Latest update December 23rd, 2024 3:40 AM
Apr 01, 2011 Editorial
Karl Marx, who knew a thing or two about the causes and consequences of inequality, once pointed out that it was not necessarily poverty that generated discontent: it was the comparison with those that surround us.
If a man has a hut in a village of small houses that’s not a problem, but once a “palace” springs up next door, the small house becomes a “hut” and the canker of disgruntlement is born. Even if the man is also able to improve his house, once “the neighbouring palace rises in equal or even in greater measure, the occupant of the relatively little house will always find himself more uncomfortable, more dissatisfied, more cramped within his four walls.”
And this is the situation we find ourselves in today in Guyana. There are some who shout that “the rich are becoming richer and the poor becoming poorer” but we do not believe this is strictly accurate. What is actually happening is that while the “huts” of the poor have been improved somewhat, the ostentatiousness and luxuriousness of the palaces of the nouveau riche that have sprung up in the last two decades are so glaring that the poor cannot be blamed for concluding that they are fast going backwards. And the winter of their discontent correspondingly lengthens. With this acknowledgement of perceptions of deprivation being generated in relative terms, it is not surprising that social scientists have worked out a measure so that we can move beyond mere subjective criteria. They came up with what is called a “GINI index” that measures the degree of inequality in the distribution of family income in a country.
Without going into all the mathematical technicalities, the scores for countries in the world today range from 25 for the Scandinavian countries (the best) to 50 for the worse – some sub-Saharan countries. Less, by this measurement, is better. The last score we received was 43.2 back in 1999, and as we all know, matters have steadily gotten worse in the last decade. We’re probably right up (down?) there with sub-Saharan Africa. Interestingly, this latter designation has earned us another dubious distinction to go along with the Jim Jones tragedy as our international signifier. Last November, noted columnist of the New York Times, Nicholas Kristof, following developments in his country complained: “the United States now arguably has a more unequal distribution of wealth than traditional banana republics like Nicaragua, Venezuela and Guyana.” Less we misunderstand the implications of our unequal income distribution we should remember that the median income for the US is $43,000 while our per capita income is a measly $2,600 (in US dollars, of course) according to the World Bank.
This means that the average Guyanese is supposed to be making GY$10,000 per week, which we know is not the case by any stretch of imagination. Most Guyanese have to subsist on much less than this – which confirms our 33% that live in “extreme poverty” – defined as surviving on less than US$2 per day or GY$2,800 per week.
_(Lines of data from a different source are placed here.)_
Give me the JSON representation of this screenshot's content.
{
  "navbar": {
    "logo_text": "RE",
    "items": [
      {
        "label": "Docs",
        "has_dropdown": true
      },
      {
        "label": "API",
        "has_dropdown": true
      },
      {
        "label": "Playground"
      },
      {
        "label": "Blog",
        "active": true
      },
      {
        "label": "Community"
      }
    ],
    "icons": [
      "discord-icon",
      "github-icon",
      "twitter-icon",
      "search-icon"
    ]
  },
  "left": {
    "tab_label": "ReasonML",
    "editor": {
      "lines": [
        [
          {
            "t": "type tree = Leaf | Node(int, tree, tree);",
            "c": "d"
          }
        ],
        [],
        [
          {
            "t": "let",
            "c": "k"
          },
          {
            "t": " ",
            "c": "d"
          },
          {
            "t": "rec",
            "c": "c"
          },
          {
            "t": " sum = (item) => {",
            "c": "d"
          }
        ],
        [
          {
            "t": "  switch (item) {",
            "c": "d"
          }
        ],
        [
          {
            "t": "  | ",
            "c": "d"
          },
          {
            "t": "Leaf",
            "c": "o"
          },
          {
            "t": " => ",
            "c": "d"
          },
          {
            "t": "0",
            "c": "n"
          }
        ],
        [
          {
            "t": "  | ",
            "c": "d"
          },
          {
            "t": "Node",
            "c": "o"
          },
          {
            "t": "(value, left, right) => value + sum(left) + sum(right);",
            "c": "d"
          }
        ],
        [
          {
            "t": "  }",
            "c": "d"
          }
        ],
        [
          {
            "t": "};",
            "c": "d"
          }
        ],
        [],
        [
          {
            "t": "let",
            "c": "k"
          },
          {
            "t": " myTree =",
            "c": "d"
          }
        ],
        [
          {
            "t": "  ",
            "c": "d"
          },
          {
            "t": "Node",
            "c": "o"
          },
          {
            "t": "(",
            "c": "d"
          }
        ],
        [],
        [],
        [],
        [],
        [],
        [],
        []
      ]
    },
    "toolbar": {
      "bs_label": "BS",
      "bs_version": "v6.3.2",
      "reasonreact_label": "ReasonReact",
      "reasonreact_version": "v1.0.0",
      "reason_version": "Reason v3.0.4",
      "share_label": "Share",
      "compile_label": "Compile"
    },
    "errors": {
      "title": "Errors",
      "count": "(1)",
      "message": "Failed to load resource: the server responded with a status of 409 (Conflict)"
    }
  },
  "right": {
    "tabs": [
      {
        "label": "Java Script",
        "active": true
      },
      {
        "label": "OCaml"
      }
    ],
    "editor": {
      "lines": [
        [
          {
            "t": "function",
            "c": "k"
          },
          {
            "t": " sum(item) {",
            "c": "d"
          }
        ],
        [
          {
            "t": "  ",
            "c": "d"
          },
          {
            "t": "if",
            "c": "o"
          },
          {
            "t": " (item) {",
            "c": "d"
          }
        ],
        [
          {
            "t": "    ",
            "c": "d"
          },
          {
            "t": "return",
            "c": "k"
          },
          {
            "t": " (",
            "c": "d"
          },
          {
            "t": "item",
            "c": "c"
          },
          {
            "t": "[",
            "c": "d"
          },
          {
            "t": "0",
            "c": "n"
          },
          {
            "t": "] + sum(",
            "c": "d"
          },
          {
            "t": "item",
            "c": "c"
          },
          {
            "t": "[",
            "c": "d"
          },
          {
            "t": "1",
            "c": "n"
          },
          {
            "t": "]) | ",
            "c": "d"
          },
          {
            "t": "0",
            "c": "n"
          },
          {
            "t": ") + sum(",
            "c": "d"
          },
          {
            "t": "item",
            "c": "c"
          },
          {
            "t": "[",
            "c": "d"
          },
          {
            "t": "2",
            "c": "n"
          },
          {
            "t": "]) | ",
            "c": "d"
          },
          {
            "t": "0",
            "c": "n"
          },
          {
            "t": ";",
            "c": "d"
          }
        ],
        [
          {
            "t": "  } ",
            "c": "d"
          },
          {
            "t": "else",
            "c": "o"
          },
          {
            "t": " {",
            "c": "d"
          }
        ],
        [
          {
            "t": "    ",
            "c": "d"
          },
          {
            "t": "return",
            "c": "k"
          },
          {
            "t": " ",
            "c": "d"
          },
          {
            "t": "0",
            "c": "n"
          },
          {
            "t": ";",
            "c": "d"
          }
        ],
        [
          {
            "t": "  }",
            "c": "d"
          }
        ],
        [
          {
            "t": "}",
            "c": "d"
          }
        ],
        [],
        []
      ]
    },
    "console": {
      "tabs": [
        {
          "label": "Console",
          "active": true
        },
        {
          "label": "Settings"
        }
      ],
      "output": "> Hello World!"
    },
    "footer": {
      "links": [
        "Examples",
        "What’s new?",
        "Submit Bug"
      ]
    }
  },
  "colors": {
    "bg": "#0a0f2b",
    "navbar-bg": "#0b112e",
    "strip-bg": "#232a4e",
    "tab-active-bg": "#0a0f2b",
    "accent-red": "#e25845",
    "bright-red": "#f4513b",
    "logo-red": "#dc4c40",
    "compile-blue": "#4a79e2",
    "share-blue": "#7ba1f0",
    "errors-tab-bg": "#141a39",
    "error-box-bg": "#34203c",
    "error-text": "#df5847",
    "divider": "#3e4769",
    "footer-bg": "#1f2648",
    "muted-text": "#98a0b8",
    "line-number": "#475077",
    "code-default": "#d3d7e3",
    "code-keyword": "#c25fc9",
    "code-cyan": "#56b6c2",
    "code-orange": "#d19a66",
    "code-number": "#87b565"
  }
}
While we do not have the comparable figures for Guyana, we suspect from the evidence in front of our eyes that the distribution that skews the average upwards cannot be very far from the US figures that scandalised Kristof. The top 1% of the population takes home almost 24 percent of income of the national income and CEO’s routinely take home over 500 times the wages of their average worker.
What makes matters ever more galling in Guyana (and obviously precipitates more discontent and frustration) is that the high flying top 1% is found more in the corridors of government than in private industry. The latter can at least plead that they are manning the “engine of growth” for the country. How can the average Guyanese accept that a Minister, or even a Permanent Secretary, that is supposed to be a “servant of the people” can in a few years put up houses (plural) that are each worth multiple millions? Are we creating the path to uprisings predicted by Marx?